Gilligan's ethic tampaknya secara alami berfokus pada hubungan interpersonal
kehidupan sehari-hari, bukan sistem hukum yang kuat yang ditantang Martin Luther
King atas nama keadilan. Demikian pula, sebagaimana observasi Albert Schweitzer
(1929, hlm 302-304), the Eastern consciousness tentang kesatuan kehidupan lebih
berpengaruh daripada tindakan yang berorientasi dalam mengejar prinsip keadilan
Kohlberg memberi gambaran bagaimana anak-anak, melalui pemikiran mereka sendiri,
berhasil mencapai pemikiran moralnya.

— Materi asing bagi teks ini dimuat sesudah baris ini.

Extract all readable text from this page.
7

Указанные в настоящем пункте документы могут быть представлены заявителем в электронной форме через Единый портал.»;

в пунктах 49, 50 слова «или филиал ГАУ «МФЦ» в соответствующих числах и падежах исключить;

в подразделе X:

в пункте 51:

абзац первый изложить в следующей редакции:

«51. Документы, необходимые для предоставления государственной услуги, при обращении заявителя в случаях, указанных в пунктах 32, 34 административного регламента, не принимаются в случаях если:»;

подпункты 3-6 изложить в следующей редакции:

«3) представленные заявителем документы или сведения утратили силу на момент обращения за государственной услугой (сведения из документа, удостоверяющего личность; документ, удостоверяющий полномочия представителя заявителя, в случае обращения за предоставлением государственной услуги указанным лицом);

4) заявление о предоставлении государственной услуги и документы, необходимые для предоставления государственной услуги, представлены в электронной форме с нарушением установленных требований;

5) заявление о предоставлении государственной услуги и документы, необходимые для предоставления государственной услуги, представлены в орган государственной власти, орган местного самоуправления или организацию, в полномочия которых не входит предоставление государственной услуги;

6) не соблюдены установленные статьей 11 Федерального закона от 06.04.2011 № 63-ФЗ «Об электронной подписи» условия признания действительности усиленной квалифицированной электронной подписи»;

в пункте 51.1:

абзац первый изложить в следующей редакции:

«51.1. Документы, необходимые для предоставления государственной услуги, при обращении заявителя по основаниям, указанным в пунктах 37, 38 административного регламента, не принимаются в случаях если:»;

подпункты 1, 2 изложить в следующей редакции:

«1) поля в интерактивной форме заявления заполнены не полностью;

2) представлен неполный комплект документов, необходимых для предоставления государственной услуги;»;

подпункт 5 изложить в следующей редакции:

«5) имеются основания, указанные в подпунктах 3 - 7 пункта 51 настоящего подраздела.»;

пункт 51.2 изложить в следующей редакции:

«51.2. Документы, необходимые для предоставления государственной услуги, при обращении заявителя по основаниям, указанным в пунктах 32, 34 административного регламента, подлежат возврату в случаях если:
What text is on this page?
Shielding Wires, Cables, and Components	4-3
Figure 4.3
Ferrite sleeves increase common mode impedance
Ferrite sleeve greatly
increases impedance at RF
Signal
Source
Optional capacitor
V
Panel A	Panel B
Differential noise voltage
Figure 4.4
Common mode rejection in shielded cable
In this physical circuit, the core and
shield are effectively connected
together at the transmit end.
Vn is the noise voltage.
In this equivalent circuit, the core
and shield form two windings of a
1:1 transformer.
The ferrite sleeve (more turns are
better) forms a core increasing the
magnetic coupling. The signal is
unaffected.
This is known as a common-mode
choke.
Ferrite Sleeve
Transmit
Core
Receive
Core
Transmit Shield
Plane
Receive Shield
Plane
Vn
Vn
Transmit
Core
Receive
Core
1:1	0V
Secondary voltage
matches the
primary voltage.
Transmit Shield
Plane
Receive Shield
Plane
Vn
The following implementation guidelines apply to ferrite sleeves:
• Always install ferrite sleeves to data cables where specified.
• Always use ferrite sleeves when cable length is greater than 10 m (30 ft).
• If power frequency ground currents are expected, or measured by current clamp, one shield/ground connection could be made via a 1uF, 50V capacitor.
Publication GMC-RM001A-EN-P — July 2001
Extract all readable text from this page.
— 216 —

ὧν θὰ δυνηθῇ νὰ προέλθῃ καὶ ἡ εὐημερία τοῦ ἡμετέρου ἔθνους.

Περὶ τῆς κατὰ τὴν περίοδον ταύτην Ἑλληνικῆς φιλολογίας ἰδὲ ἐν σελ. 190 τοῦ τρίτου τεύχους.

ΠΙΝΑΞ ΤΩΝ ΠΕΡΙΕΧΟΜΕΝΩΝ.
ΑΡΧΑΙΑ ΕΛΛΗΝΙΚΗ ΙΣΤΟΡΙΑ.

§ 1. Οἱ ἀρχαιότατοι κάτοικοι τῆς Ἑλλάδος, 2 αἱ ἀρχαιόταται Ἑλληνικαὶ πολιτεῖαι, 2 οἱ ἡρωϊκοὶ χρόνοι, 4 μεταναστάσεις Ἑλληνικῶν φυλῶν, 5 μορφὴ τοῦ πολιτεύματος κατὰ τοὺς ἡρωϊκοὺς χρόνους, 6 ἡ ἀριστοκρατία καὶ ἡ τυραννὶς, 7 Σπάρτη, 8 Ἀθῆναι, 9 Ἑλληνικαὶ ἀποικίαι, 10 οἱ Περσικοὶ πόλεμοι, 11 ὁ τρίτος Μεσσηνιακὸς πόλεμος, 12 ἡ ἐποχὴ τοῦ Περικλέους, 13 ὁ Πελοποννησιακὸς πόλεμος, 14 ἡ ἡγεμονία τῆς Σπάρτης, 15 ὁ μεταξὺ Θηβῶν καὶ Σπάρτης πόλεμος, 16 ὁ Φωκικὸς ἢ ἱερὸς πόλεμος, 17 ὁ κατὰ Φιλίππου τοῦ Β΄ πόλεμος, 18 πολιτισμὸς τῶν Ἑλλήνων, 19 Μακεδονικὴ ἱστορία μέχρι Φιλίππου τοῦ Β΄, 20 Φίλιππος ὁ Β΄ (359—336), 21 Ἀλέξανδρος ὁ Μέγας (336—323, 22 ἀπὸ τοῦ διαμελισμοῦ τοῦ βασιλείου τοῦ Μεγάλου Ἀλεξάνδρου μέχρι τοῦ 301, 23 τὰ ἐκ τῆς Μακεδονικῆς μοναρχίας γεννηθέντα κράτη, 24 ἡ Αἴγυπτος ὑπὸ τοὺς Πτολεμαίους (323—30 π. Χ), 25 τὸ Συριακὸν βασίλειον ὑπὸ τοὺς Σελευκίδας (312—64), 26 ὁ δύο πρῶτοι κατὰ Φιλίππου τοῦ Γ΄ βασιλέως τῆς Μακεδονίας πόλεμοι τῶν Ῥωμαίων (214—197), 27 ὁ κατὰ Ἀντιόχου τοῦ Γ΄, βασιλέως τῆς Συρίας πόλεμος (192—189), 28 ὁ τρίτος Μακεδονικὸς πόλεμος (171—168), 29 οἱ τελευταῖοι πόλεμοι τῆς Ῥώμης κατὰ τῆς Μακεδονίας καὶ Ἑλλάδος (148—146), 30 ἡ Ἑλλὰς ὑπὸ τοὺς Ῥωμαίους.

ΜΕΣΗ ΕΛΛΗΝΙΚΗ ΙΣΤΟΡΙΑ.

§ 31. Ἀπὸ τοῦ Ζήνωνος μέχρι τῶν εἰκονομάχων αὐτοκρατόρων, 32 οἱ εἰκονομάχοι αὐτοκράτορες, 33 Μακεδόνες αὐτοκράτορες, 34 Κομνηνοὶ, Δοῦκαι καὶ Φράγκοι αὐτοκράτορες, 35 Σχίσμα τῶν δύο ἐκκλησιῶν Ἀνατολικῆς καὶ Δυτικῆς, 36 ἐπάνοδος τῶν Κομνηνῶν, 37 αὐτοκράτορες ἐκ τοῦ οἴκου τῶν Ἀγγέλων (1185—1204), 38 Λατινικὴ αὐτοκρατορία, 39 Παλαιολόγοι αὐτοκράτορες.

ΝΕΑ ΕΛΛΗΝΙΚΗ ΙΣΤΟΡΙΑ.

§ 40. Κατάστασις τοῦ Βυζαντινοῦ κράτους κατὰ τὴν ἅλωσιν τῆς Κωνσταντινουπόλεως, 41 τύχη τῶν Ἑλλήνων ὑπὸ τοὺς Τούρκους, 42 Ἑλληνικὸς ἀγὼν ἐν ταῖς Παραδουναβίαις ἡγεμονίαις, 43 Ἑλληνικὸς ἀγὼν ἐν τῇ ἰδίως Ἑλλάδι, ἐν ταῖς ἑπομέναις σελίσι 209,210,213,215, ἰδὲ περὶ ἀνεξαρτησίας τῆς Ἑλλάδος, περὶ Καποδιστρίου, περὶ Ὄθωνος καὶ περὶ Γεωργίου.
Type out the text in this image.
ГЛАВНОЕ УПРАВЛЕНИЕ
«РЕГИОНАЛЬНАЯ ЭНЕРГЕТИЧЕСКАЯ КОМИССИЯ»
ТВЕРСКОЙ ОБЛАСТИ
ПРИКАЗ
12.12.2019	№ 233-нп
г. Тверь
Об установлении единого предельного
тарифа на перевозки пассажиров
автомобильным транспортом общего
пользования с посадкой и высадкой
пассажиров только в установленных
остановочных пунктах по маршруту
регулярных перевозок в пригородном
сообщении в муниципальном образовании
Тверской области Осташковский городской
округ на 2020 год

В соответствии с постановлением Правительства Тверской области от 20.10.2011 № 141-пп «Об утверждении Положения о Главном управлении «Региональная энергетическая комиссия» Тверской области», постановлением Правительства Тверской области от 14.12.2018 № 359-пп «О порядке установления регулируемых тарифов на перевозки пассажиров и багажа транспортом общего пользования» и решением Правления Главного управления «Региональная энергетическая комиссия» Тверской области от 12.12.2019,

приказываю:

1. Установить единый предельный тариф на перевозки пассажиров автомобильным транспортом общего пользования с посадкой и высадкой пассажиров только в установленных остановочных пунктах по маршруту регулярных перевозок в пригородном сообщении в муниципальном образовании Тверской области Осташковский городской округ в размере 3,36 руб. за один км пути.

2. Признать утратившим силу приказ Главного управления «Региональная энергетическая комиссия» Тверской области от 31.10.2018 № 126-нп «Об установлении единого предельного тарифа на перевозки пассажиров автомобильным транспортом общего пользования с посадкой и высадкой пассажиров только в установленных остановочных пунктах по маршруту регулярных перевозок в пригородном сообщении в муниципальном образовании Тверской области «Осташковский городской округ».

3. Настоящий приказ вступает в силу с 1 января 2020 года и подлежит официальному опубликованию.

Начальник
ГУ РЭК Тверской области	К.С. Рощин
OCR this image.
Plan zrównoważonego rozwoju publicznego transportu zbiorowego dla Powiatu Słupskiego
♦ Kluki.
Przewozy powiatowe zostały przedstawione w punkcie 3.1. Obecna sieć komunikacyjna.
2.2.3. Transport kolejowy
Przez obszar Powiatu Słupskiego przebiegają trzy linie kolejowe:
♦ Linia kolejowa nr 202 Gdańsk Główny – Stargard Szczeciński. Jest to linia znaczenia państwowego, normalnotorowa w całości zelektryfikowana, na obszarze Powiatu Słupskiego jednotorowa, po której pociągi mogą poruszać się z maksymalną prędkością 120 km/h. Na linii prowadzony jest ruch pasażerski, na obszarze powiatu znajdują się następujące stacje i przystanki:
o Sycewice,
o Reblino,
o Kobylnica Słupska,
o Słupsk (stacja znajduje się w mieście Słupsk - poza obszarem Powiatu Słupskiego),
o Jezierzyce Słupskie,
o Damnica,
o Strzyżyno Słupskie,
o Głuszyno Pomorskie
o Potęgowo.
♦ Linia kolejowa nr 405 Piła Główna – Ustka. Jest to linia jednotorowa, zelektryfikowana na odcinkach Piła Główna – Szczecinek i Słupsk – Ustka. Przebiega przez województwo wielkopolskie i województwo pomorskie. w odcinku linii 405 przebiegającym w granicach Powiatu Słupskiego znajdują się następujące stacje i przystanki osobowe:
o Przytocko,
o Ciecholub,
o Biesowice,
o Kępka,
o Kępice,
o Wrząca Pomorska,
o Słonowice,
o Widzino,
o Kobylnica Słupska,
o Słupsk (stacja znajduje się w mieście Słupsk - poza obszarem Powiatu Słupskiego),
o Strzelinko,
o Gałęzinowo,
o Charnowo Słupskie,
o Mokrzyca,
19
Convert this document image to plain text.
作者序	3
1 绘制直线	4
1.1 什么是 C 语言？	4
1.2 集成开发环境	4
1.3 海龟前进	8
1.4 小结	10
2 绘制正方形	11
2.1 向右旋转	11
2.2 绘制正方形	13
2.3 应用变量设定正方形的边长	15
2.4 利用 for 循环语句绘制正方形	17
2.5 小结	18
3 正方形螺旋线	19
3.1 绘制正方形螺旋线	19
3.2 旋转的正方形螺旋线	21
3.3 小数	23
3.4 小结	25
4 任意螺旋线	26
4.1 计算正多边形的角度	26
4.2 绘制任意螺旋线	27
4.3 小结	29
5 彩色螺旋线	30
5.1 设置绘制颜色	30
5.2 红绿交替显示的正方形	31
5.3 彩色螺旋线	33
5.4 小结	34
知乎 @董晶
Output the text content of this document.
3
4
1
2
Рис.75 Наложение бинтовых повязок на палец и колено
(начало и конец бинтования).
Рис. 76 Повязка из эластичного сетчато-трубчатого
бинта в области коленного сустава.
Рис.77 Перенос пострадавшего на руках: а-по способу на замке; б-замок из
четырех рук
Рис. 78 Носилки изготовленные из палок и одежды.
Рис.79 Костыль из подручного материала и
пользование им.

Sedikit, tapi pasti, mereka akan dihadapi
dengan masalah moral lain dan sehingga mereka akan mampu berpikir seperti Kant,
Socrates, Gandhi, dan King. Tetapi tahap Kohlberg memberi kita visi yang mengilhami
tentang di mana perkembangan moral bisa terjadi.

18
BAB III
KESIMPULAN

3.1. KESIMPULAN
Moral adalah sikap perilaku seseorang yang didasari oleh norma - norma hukum
yang berada di lingkungan tempat dia hidup. Jadi seseorang dapat dikatakan memiliki
moral adalah ketika seseorang sudah hidup dengan mentaati hukum - hukum yang
berlaku di tempat dia hidup. Sedangkan menurut Lawrence Kohlberg, tahapan
perkembangan moral adalah ukuran dari tinggi rendahnya moral seseorang berdasarkan
perkembangan penalaran moralnya. Menurut Kohlberg ada 6 tahapan perkembangan
moral yang dapat teridentifikasi, hal ini didasarkan pada teorinya yang berpandangan
bahwa penalaran moral yang merupakan dasar dari perilaku etis. Ia mengikuti
perkembangan dari keputusan moral seiring penambahan usia yang semula diteliti
Piaget, yang menyatakan bahwa logika dan moralitas berkembang melalui tahapan-
tahapan konstruktif. Kohlberg memperluas pandangan dasar ini dengan menentukan
bahwa proses perkembangan moral pada prinsipnya berhubungan dengan keadilan dan
perkembangannya berlanjut selama kehidupan walaupun ada dialog yang
mempertanyakan implikasi filosofis dari penelitiannya.
Kohlberg menekankan bahwa perkembangan moral didasarkan pada penalaran
moral dan berkembang secara bertahap. Konsep kunci untuk memahami perkembangan
moral, khususnya teori Kohlberg ialah internalisasi (internalization); yakni perubahan
perkembangan dari perilaku yang dikendalikan secara eksternal menjadi perilaku yang
dikendalikan secara internal.
Dengan mengacu pada teori perkembangan moral Kohlberg dapat disimpulkan
bahwa betapa pentingnya moralitas diajarkan bagi perkembangan anak, karena anak
akan memiliki kepribadian yang baik sebagai individu di tengah masyarakat.

19
DAFTAR PUSTAKA

Crain, Wiliam 2000 : Theories of Develoment Concept and Applications Fourth Edirion.